Gracie busied herself with housework, washing dishes, sweeping, and dusting, putting out slops and fetching more water from the well at the end of the street. It was cold outside, with a rime of ice on the cobbles and a hard east wind promising sleet.
By nine o'clock she could not bear her conscience anymore. She put on her heaviest shawl, gray-brown cloth and very thick, and went outside into the street again and down to the corner to look for Minnie Maude.
London was an enormous cluster of villages all running into one another, some rich, some poor, none worse than Flower and Dean Walk, which was filled with rotting tenements, sometimes eight or ten people to a room. It was full of prostitutes, thieves, magsmen, cracksmen, star-glazers, snotter-haulers, fogle-hunters, and pickpockets of every kind.
Oddly enough, the boundaries remained. Each village had its own identity and loyalties, its hierarchies of importance and rules of behavior, its racial and religious mixtures. Just the other side of Commercial Street it was Jewish, mostly Russians and Poles. In the other direction was Whitechapel. Thrawl Street, where Minnie Maude said she lived, was beyond Gracie's area. Only something as ignorant as a donkey would wander from one village to another as if there were no barriers, just because you could not see them. Charlie could hardly be blamed, poor creature, but Minnie Maude knew, and of course Gracie did even more so.

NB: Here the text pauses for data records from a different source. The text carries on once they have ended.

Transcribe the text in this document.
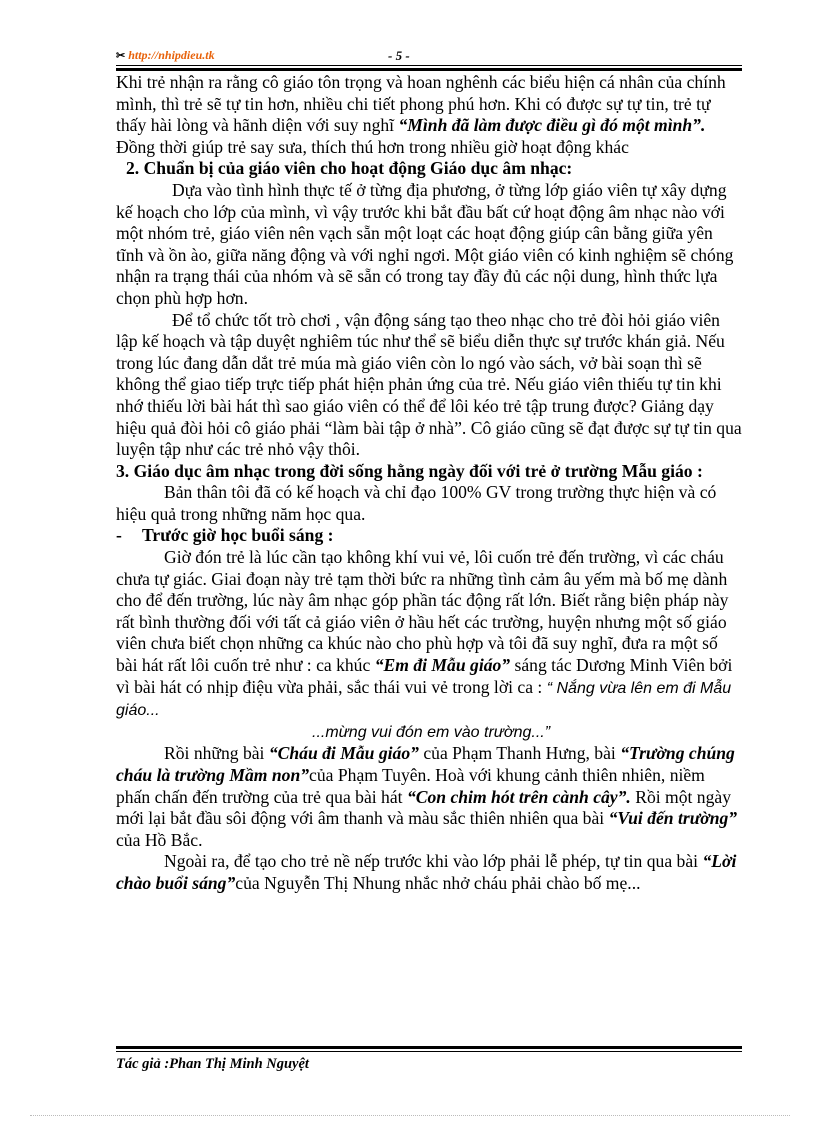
✂ http://nhipdieu.tk	- 5 -

Khi trẻ nhận ra rằng cô giáo tôn trọng và hoan nghênh các biểu hiện cá nhân của chính mình, thì trẻ sẽ tự tin hơn, nhiều chi tiết phong phú hơn. Khi có được sự tự tin, trẻ tự thấy hài lòng và hãnh diện với suy nghĩ “Mình đã làm được điều gì đó một mình”. Đồng thời giúp trẻ say sưa, thích thú hơn trong nhiều giờ hoạt động khác

2. Chuẩn bị của giáo viên cho hoạt động Giáo dục âm nhạc:

Dựa vào tình hình thực tế ở từng địa phương, ở từng lớp giáo viên tự xây dựng kế hoạch cho lớp của mình, vì vậy trước khi bắt đầu bất cứ hoạt động âm nhạc nào với một nhóm trẻ, giáo viên nên vạch sẵn một loạt các hoạt động giúp cân bằng giữa yên tĩnh và ồn ào, giữa năng động và với nghỉ ngơi. Một giáo viên có kinh nghiệm sẽ chóng nhận ra trạng thái của nhóm và sẽ sẵn có trong tay đầy đủ các nội dung, hình thức lựa chọn phù hợp hơn.

Để tổ chức tốt trò chơi , vận động sáng tạo theo nhạc cho trẻ đòi hỏi giáo viên lập kế hoạch và tập duyệt nghiêm túc như thể sẽ biểu diễn thực sự trước khán giả. Nếu trong lúc đang dẫn dắt trẻ múa mà giáo viên còn lo ngó vào sách, vở bài soạn thì sẽ không thể giao tiếp trực tiếp phát hiện phản ứng của trẻ. Nếu giáo viên thiếu tự tin khi nhớ thiếu lời bài hát thì sao giáo viên có thể để lôi kéo trẻ tập trung được? Giảng dạy hiệu quả đòi hỏi cô giáo phải “làm bài tập ở nhà”. Cô giáo cũng sẽ đạt được sự tự tin qua luyện tập như các trẻ nhỏ vậy thôi.

3. Giáo dục âm nhạc trong đời sống hằng ngày đối với trẻ ở trường Mẫu giáo :

Bản thân tôi đã có kế hoạch và chỉ đạo 100% GV trong trường thực hiện và có hiệu quả trong những năm học qua.

- Trước giờ học buổi sáng :

Giờ đón trẻ là lúc cần tạo không khí vui vẻ, lôi cuốn trẻ đến trường, vì các cháu chưa tự giác. Giai đoạn này trẻ tạm thời bức ra những tình cảm âu yếm mà bố mẹ dành cho để đến trường, lúc này âm nhạc góp phần tác động rất lớn. Biết rằng biện pháp này rất bình thường đối với tất cả giáo viên ở hầu hết các trường, huyện nhưng một số giáo viên chưa biết chọn những ca khúc nào cho phù hợp và tôi đã suy nghĩ, đưa ra một số bài hát rất lôi cuốn trẻ như : ca khúc “Em đi Mẫu giáo” sáng tác Dương Minh Viên bởi vì bài hát có nhịp điệu vừa phải, sắc thái vui vẻ trong lời ca : “ Nắng vừa lên em đi Mẫu giáo...

...mừng vui đón em vào trường...”

Rồi những bài “Cháu đi Mẫu giáo” của Phạm Thanh Hưng, bài “Trường chúng cháu là trường Mầm non”của Phạm Tuyên. Hoà với khung cảnh thiên nhiên, niềm phấn chấn đến trường của trẻ qua bài hát “Con chim hót trên cành cây”. Rồi một ngày mới lại bắt đầu sôi động với âm thanh và màu sắc thiên nhiên qua bài “Vui đến trường” của Hồ Bắc.

Ngoài ra, để tạo cho trẻ nề nếp trước khi vào lớp phải lễ phép, tự tin qua bài “Lời chào buổi sáng”của Nguyễn Thị Nhung nhắc nhở cháu phải chào bố mẹ...

Tác giả :Phan Thị Minh Nguyệt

At the corner the wind was harder. It sliced down the open street, whining in the eaves of the taller buildings, their brick defaced with age, weathering, and neglect. Water stains from broken guttering streaked black, and she knew they would smell of mold inside, like dirty socks.
The soles of her boots slipped on the ice, and her feet were so cold she could not feel her toes anymore.
The next street over was busy with people, men going to work at the lumberyard or the coal merchant, girls going to the match factory a little farther up. One passed her, and Gracie saw for a moment the lopsided disfigurement of her face, known as "phossie-jaw," caused by the phosphorus in the match heads. An old woman was bent over, carrying a bundle of laundry. Two others shared a joke, laughing loudly. There was a peddler on the opposite corner with a tray of sandwiches, and a man in a voluminous coat slouched by.
A brewer's dray passed, horses lifting their great feet proudly and clattering them on the stones, harnesses gleaming even in the washed- out winter light. Nothing more beautiful than a horse, strong and gentle, its huge feet with hair like silk skirts around them.
A hawker came a few yards behind, pushing a barrow full of vegetables, pearly buttons on his coat. He was whistling a tune, and Gracie recognized it as a Christmas carol. The words were something about merry gentlemen.
She walked quickly to get out of the wind; it would be more sheltered once she was around the corner. She knew what street she was looking for. She could remember the name, but she could not read the signs. She was going to have to ask someone, and she hated that. It took away all her independence and made her feel foolish. At least someone would know Minnie Maude, especially since there had just been a death in the family.
She was regarded with some suspicion, but five minutes later she stood on the narrow pavement outside a grimy brick-fronted house whose colorless wooden door was shut fast against the ice-laden wind.